I see tables are described as extras that any purchaser will have to pay extra for, but Vivarail blatantly show tables in most of their recent literature as if this was the normal basic interior package.
To be fair it's pretty much standard for any product these days to showcase the top of the line model, complete with pops bells and whistles. It's only when you get all excited about it that they tell you that those tables are optional extras, and you want toilets, <sucks air through teeth>, that's going to cost you. But hey there's always the bolt on coffee bar....
Seriously though, two things strike me here. Firstly from the full website, the 360 rendering and the email, the interior changes each time. Surely by now they will have settled on the configuration and design? A small point but an important one, if they can't get simple details consistent what can they?
But far, far more importantly they are saying it will be the summer before a prototype even hits the rails. So real data that ROSCOs and TOCs can actually analyse won't be available until much later in the year right? But the Northern franchise bids, which Vivarail have more than hinted might be a big customer, and many on here have said that these would be useful for have to be by the end of June. Long before the first unit is expected to even get a test. So the question begs, and I have asked it before, is any bidder really going to stake their bid on a completely untested unit in the hope that it turns out to be suitable for them, or is it more likely that they would talk to other train builders in order to secure a quote for units that they know will be suitable?
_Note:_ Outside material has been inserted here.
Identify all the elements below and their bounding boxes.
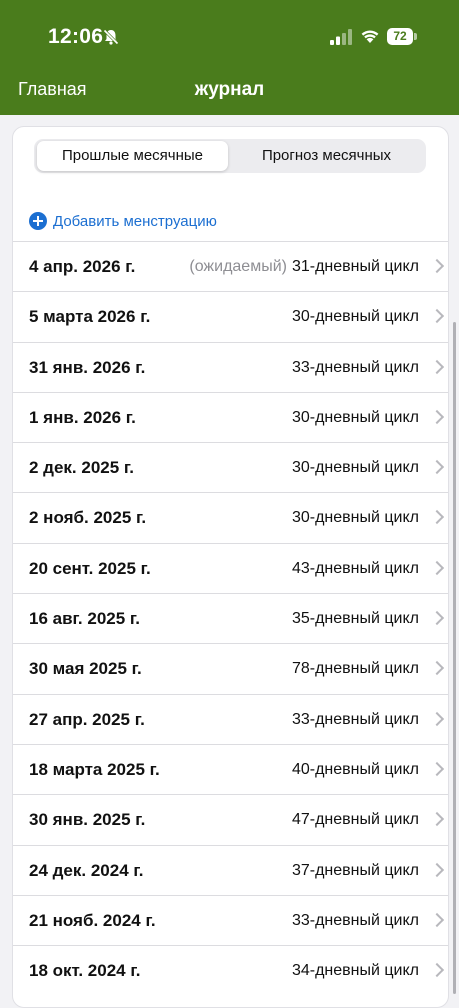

OK there may be scope in other franchises for smaller orders of these D-stockers, but this might be patchy at best and would it make the whole project viable? I'll confess that I have been cynical about this at best, but given the current circumstances is this something that anybody should be staking any real interest in? After all if the optional extras are going to add to the cost per unit which has gone from 1/3 of the cost of a new unit to 2/3 the cost, is this really the great deal that has excited some? Just because the ex-boss of a TOC has bought some nearly 3 decades old stock and promises to make them a bit shinier with new engines strapped underneath, do we really have to hail them as the answer to our diesel stock problem? Personally I think not.